Jede Technologie ist für ein anderes Produktionsprofil ausgelegt. Am besten wissen dies die Hersteller von Schneidemaschinen, die alle verfügbaren Technologien sowie kombinierte Technologien in ihrem Angebot haben. Die Aufgabe kompetenter Vertriebsmitarbeiter besteht darin, den Kunden die für ihn vorteilhaftesten Lösungen zu empfehlen.
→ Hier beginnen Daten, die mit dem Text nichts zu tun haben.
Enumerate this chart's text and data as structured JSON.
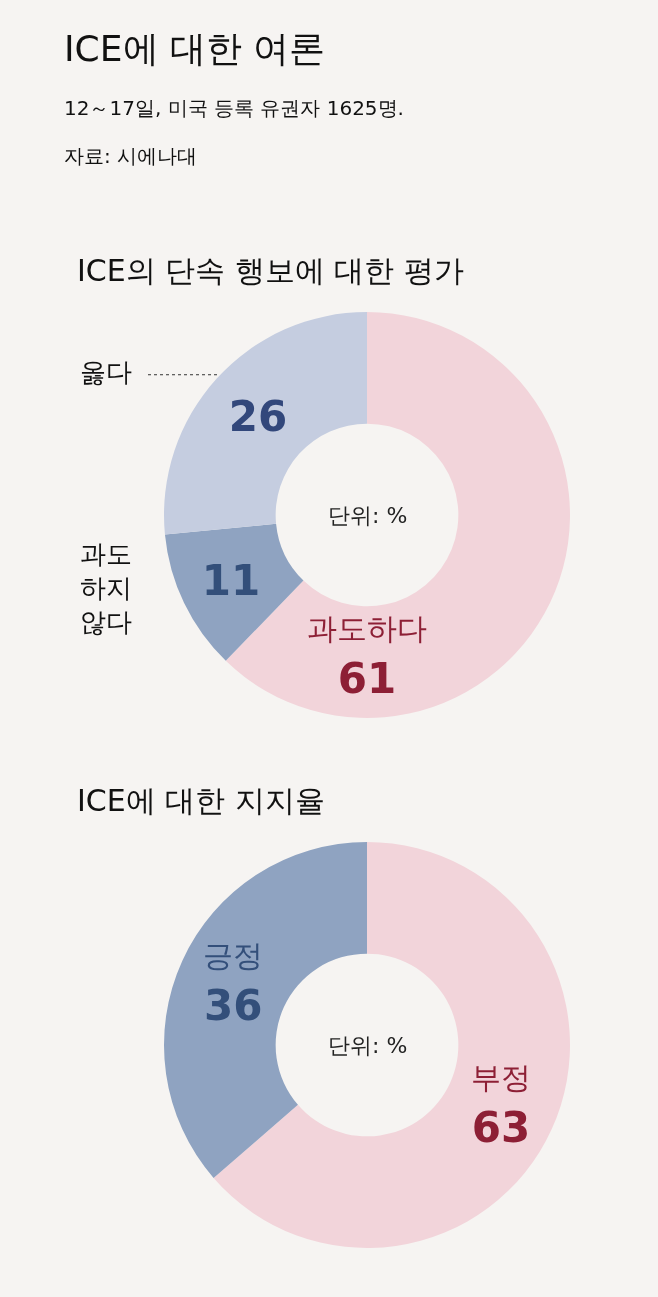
{
  "chart_data": [
    {
      "type": "other",
      "title": "ICE에 대한 여론",
      "subtitle": "12～17일, 미국 등록 유권자 1625명.",
      "annotations": [
        "자료: 시에나대"
      ]
    },
    {
      "type": "donut",
      "title": "ICE의 단속 행보에 대한 평가",
      "categories": [
        "과도하다",
        "과도하지 않다",
        "옳다"
      ],
      "values": [
        61,
        11,
        26
      ],
      "colors": [
        "#f2d4da",
        "#8fa3c1",
        "#c5cde0"
      ],
      "data_labels": true,
      "annotations": [
        "단위: %"
      ]
    },
    {
      "type": "donut",
      "title": "ICE에 대한 지지율",
      "categories": [
        "부정",
        "긍정"
      ],
      "values": [
        63,
        36
      ],
      "colors": [
        "#f2d4da",
        "#8fa3c1"
      ],
      "data_labels": true,
      "annotations": [
        "단위: %"
      ]
    }
  ]
}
Merkmale der Lasertechnologie

Laserschneiden ist die modernste Methode der thermischen Materialtrennung. Es ist sehr präzise und schnell. Im Vergleich zum Plasmaschneiden ist es vielseitiger. Es ermöglicht nämlich die Bearbeitung verschiedener Stahlsorten sowie von Nichteisenmetalllegierungen. Sein Anwendungsbereich hängt von der verwendeten Laserquelle ab. Auch Holz, Leder und ausgewählte Kunststoffe lassen sich damit erfolgreich schneiden. Die neueste Lösung, die auf der „Fiber“-Technologie basiert, erzeugt einen Strahl und leitet ihn über eine Glasfaser zum Schneidkopf, was die Anwendungsmöglichkeiten der Schneidmaschinen erweitert und die Betriebskosten erheblich senkt. Außerdem wird der Stromverbrauch deutlich reduziert. Laserschneidmaschine/a> (auch als Glasfaserlaser bezeichnet) zeichnen sich im Gegensatz zu älteren Technologien (z. B. mit CO₂- oder Scheibenlaser) sowohl durch eine Diodenquelle als auch durch eine faseroptische Führung des Laserstrahls aus. Die Wellenlänge des erzeugten Laserstrahls ist zehnmal kürzer als die eines CO2-Lasers, was eine höhere Energiedichte ermöglicht und das Schneiden von Materialien erlaubt, die stärker reflektieren und mit denen bisherige Technologien nicht zurechtkamen. Dank der physikalischen Unterschiede des Laserstrahls, nämlich der zehnmal kürzeren Wellenlänge und der deutlich höheren Energiedichte, können wir eine bis zu um ein Vielfaches höhere Schnittgeschwindigkeit erzielen. Die von der Firma Eckert eingesetzte Laserquelle von IPG weist einen Wirkungsgrad (Wall-plug efficiency) von über 30 Prozent auf, was zu einem im Vergleich zur CO2-Quelle dreimal geringeren Energieverbrauch führt.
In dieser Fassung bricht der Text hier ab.